# The Unapologetic Mathematician

## Gauss’ Law for Magnetism

Let’s repeat what we did to come up with Gauss law, but this time on the magnetic field.

As a first step, though, I want to finally get a good definition of “current density”: it’s a vector field $J$ that consists of a charge density $\rho$ and a velocity vector $v$, each of which is a function of space. In our example of an infinite line current, this density was concentrated along the $z$-axis, where the velocity was vertical. But it could exist along a surface, or throughout space; a single particle of charge $q$ moving with velocity $v$ is a current density concentrated at a single point.

Anyway, so the Biot-Savart law says that the differential contribution to the magnetic field at a point $r$ from the current density at point $s$ is

$\displaystyle dB(r)=\frac{\mu_0}{4\pi}J(s)\times\frac{r-s}{\lvert r-s\rvert^3}d^3s$

So, as for the electric field, we want to integrate over $s$:

$\displaystyle B(r)=\frac{\mu_0}{4\pi}\int\limits_{\mathbb{R}^3}J(s)\times\frac{r-s}{\lvert r-s\rvert^3}d^3s$

Last time we spent a while noting that the fraction here is secretly a closed $2$-form in disguise, so its divergence is zero.
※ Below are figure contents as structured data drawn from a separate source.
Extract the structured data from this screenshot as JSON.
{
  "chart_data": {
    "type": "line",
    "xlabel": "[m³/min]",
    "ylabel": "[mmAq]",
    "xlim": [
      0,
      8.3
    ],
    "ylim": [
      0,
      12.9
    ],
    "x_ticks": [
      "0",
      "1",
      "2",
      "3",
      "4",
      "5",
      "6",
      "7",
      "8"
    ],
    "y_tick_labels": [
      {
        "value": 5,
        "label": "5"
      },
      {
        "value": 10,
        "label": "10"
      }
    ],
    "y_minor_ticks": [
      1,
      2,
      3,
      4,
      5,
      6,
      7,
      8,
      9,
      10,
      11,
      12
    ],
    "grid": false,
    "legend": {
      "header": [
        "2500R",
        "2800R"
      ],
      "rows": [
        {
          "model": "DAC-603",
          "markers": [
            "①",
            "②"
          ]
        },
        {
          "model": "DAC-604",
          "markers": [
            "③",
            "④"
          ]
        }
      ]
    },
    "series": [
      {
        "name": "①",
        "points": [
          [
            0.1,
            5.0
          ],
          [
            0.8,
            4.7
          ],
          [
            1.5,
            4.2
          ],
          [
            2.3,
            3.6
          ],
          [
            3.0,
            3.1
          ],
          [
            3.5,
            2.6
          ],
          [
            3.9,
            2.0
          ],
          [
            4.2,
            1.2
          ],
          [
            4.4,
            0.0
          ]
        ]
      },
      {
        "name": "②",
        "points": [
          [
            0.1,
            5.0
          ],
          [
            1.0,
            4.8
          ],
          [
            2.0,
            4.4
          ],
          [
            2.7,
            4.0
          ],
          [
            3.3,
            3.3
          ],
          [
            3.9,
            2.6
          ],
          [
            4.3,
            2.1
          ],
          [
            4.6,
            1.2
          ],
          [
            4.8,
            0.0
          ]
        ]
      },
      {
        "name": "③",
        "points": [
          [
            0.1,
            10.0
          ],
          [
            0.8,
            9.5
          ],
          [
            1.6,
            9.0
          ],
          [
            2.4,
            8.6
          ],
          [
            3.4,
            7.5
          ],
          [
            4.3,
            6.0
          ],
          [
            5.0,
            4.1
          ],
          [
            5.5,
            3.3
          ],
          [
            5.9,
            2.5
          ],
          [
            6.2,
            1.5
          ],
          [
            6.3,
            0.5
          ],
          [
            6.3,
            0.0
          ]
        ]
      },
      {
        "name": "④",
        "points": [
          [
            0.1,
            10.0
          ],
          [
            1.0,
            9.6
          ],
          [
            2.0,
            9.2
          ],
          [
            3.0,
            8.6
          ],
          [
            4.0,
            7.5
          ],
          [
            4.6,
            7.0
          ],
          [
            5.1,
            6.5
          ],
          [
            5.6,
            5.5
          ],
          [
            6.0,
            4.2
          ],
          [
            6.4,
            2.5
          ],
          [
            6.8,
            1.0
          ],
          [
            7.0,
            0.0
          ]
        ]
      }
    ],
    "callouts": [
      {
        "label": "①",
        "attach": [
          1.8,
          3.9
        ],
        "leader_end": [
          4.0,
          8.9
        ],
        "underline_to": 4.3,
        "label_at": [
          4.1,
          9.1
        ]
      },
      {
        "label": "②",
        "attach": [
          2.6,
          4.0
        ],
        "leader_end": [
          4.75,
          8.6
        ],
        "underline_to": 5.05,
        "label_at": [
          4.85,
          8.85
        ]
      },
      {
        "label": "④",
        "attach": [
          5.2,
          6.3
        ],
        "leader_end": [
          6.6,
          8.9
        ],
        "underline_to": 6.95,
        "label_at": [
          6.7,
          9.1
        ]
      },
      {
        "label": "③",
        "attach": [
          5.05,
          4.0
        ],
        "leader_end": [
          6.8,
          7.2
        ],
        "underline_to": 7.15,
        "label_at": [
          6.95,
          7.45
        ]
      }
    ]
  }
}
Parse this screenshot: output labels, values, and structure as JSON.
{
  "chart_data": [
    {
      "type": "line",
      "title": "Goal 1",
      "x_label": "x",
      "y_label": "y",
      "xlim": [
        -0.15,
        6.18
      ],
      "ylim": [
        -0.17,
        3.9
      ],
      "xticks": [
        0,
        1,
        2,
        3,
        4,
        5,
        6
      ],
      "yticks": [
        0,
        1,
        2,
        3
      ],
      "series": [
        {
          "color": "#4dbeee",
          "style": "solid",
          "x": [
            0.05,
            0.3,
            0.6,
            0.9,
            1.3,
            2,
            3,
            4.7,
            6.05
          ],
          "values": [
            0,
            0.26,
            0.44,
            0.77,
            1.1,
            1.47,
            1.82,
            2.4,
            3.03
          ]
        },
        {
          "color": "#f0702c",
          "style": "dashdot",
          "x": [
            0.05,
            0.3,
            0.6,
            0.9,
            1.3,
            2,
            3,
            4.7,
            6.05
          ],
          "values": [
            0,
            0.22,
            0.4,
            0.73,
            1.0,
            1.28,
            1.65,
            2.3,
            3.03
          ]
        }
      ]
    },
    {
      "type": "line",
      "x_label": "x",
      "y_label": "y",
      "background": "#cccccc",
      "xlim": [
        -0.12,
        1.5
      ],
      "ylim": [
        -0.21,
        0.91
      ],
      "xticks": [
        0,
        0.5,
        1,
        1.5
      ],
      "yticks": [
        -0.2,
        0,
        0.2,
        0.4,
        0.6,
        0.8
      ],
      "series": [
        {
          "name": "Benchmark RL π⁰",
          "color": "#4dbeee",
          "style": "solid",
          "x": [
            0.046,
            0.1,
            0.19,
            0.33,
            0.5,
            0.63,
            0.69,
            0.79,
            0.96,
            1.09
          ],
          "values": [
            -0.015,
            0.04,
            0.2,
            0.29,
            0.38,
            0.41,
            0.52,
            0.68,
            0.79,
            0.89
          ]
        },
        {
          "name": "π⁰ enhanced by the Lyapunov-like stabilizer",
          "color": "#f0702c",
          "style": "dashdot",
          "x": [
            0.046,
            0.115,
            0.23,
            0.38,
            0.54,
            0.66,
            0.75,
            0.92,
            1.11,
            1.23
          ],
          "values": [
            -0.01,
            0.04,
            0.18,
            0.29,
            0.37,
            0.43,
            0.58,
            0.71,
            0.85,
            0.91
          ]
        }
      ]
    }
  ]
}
This time, I say it’s actually a conservative vector field:

$\displaystyle\frac{r}{\lvert r\rvert^3}=-\nabla\left(\frac{1}{\lvert r\rvert}\right)$

Indeed, this is pretty straightforward to check by rote calculation of derivatives, and I’d rather not get into it. The upshot is we can write:

\displaystyle\begin{aligned}B(r)&=\frac{\mu_0}{4\pi}\int\limits_{\mathbb{R}^3}J(s)\times\left(-\nabla\left(\frac{1}{\lvert r-s\rvert}\right)\right)d^3s\\&=\frac{\mu_0}{4\pi}\int\limits_{\mathbb{R}^3}\nabla\left(\frac{1}{\lvert r-s\rvert}\right)\times J(s)+\frac{1}{\lvert r-s\rvert}\left(\nabla\times J(s)\right)d^3s\end{aligned}

where the extra term on the second line is automatically zero because the curl is in terms of $r$ and the current density $J$ depends only on $s$. I write it in this form because now it looks like the other end of a product rule:

\displaystyle\begin{aligned}B(r)&=\frac{\mu_0}{4\pi}\int\limits_{\mathbb{R}^3}\nabla\times\left(\frac{1}{\lvert r-s\rvert}J(s)\right)d^3s\\&=\nabla\times\left(\frac{\mu_0}{4\pi}\int\limits_{\mathbb{R}^3}\frac{J(s)}{\lvert r-s\rvert}d^3s\right)\end{aligned}

Indeed, this is clearer if we write it in terms of differential forms; since the exterior derivative is a derivation we can write

$\displaystyle d(f\alpha)=df\wedge\alpha+fd\alpha$

for a function $f$ and a $1$-form $\alpha$. If we flip $\alpha$ over to a vector field $F$ this looks like

$\displaystyle\nabla\times(fF)=(\nabla f)\times F+f\nabla\times F$

Okay, so now we see that $B$ is the curl of some vector field, and so the divergence $\nabla\cdot B$ of a curl is automatically zero:

$\displaystyle\nabla\cdot B=0$

Coupling this with the divergence theorem like last time, we conclude that there is no magnetic equivalent of “charge”, or else the outward flow of $B$ through a closed surface would be the integral on the inside of such a charge. But instead we find

$\displaystyle\int\limits_{\partial U}B\cdot dS=\int\limits_U\nabla\cdot B\,d^3s=0$

January 12, 2012